Your Discord messages might be leaked, as website claims to have scraped billions of public messages

Billions of Discord messages have been leaked online (Image via Epic Games)
Billions of Discord messages have been leaked online (Image via Epic Games)

Billions of public Discord messages might have been leaked by a website Spy.pet as per recent reports. The site has an infamous track record of sweeping information of users and then selling them for money. It has gained a reputation for being a marketplace of user information that can be used for malicious intentions.

Reports published on The Register suggest that over 620 million users and 14,000 Discord chat servers have been compromised, and the information is being sold on the portal. Interestingly, access to the site's top-tier "enterprise" option is targeted at "federal agents" and those interested in "training an AI model with Discord messages."

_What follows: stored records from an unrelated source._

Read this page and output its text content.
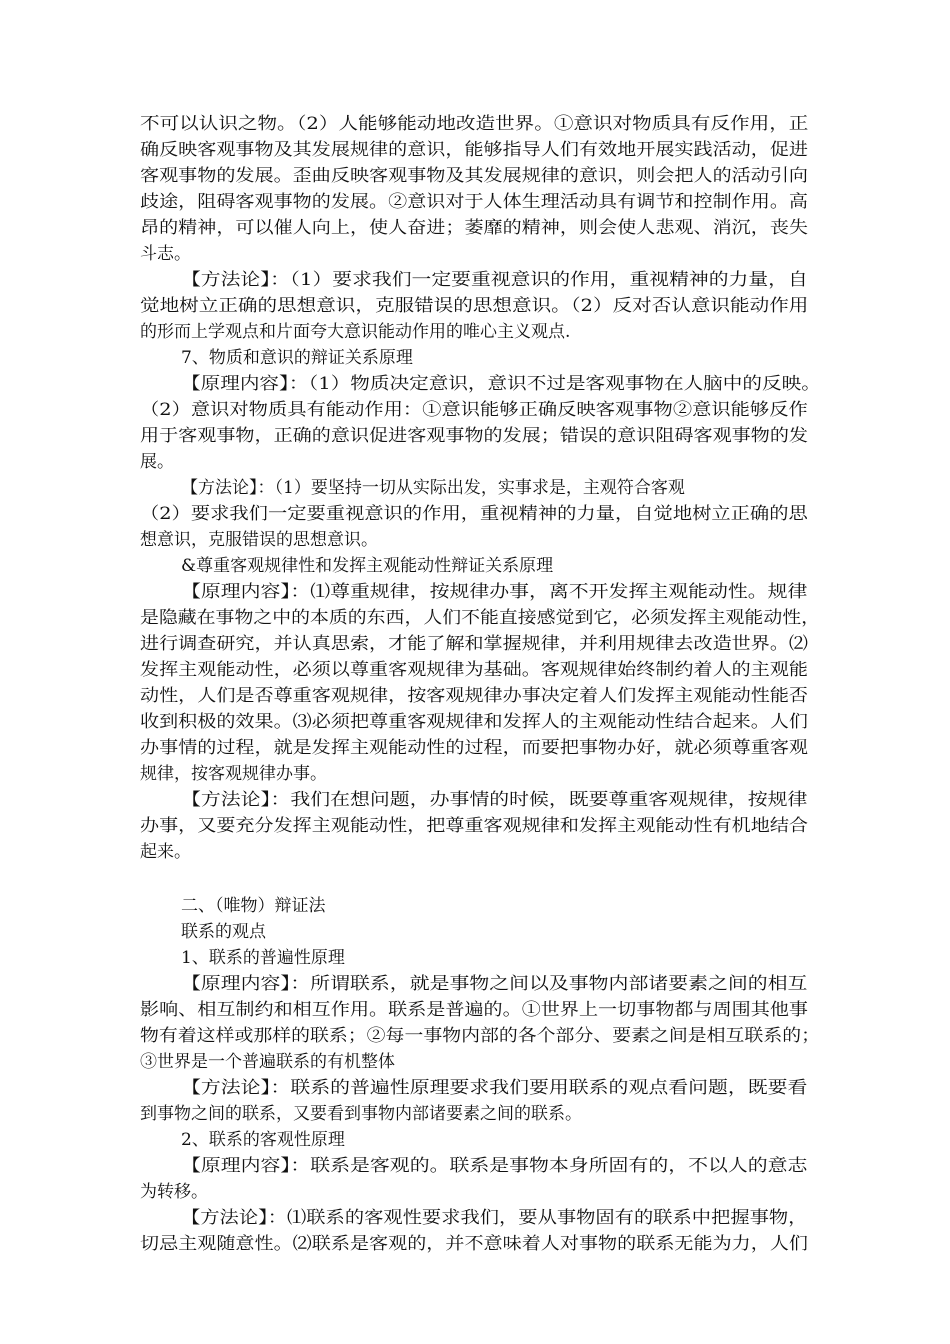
不可以认识之物。（2）人能够能动地改造世界。①意识对物质具有反作用，正
确反映客观事物及其发展规律的意识，能够指导人们有效地开展实践活动，促进
客观事物的发展。歪曲反映客观事物及其发展规律的意识，则会把人的活动引向
歧途，阻碍客观事物的发展。②意识对于人体生理活动具有调节和控制作用。高
昂的精神，可以催人向上，使人奋进；萎靡的精神，则会使人悲观、消沉，丧失
斗志。
【方法论】：（1）要求我们一定要重视意识的作用，重视精神的力量，自
觉地树立正确的思想意识，克服错误的思想意识。（2）反对否认意识能动作用
的形而上学观点和片面夸大意识能动作用的唯心主义观点.
7、物质和意识的辩证关系原理
【原理内容】：（1）物质决定意识，意识不过是客观事物在人脑中的反映。
（2）意识对物质具有能动作用：①意识能够正确反映客观事物②意识能够反作
用于客观事物，正确的意识促进客观事物的发展；错误的意识阻碍客观事物的发
展。
【方法论】：（1）要坚持一切从实际出发，实事求是，主观符合客观
（2）要求我们一定要重视意识的作用，重视精神的力量，自觉地树立正确的思
想意识，克服错误的思想意识。
&尊重客观规律性和发挥主观能动性辩证关系原理
【原理内容】：⑴尊重规律，按规律办事，离不开发挥主观能动性。规律
是隐藏在事物之中的本质的东西，人们不能直接感觉到它，必须发挥主观能动性，
进行调查研究，并认真思索，才能了解和掌握规律，并利用规律去改造世界。⑵
发挥主观能动性，必须以尊重客观规律为基础。客观规律始终制约着人的主观能
动性，人们是否尊重客观规律，按客观规律办事决定着人们发挥主观能动性能否
收到积极的效果。⑶必须把尊重客观规律和发挥人的主观能动性结合起来。人们
办事情的过程，就是发挥主观能动性的过程，而要把事物办好，就必须尊重客观
规律，按客观规律办事。
【方法论】：我们在想问题，办事情的时候，既要尊重客观规律，按规律
办事，又要充分发挥主观能动性，把尊重客观规律和发挥主观能动性有机地结合
起来。
二、（唯物）辩证法
联系的观点
1、联系的普遍性原理
【原理内容】：所谓联系，就是事物之间以及事物内部诸要素之间的相互
影响、相互制约和相互作用。联系是普遍的。①世界上一切事物都与周围其他事
物有着这样或那样的联系；②每一事物内部的各个部分、要素之间是相互联系的；
③世界是一个普遍联系的有机整体
【方法论】：联系的普遍性原理要求我们要用联系的观点看问题，既要看
到事物之间的联系，又要看到事物内部诸要素之间的联系。
2、联系的客观性原理
【原理内容】：联系是客观的。联系是事物本身所固有的，不以人的意志
为转移。
【方法论】：⑴联系的客观性要求我们，要从事物固有的联系中把握事物，
切忌主观随意性。⑵联系是客观的，并不意味着人对事物的联系无能为力，人们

For now, the social media platform has launched an investigation into Spy.pet to check if any action needs to be taken to harvest billions of Discord messages. The site has announced its intentions to take "appropriate steps" if it feels access to the messages may harm its user base.


Billions of Discord messages are now selling on the internet — How to protect yourself?

Leaked Discord messages are a vital security risk to users. (Image via DepositPhotos)
Leaked Discord messages are a vital security risk to users. (Image via DepositPhotos)

Given a huge chunk of Discord messages are now readily available to anybody for a fee, it is crucial to take some steps to protect your online privacy. There isn't much you can do to protect your privacy anymore, however. All the data is already with Spy.pet.

For additional insight, here's how much of your Discord data might have been leaked online: account handle, pronouns, accounts connected to Discord (like Facebook, Steam, YouTube, Battle.net, and others), list of servers you have joined, and public messages.

To view someone's profile, an individual will have to pay in cryptocurrency. Spy.pet is operating based on a credit system, with each credit costing a cent. A full profile view will cost you 10 credits, or 10 cents.

It is important to note that private messages haven't been spoofed by Spy.pet. For now, a quick password reset and restricting the amount of information shared in public messages thus seems to be the best bet to protect your security online.

Given the track record of how the US government has handheld data harvesting spoofs in the past, we can expect this to escalate. The FTC recently launched a lawsuit against social media giant Meta for similar allegations.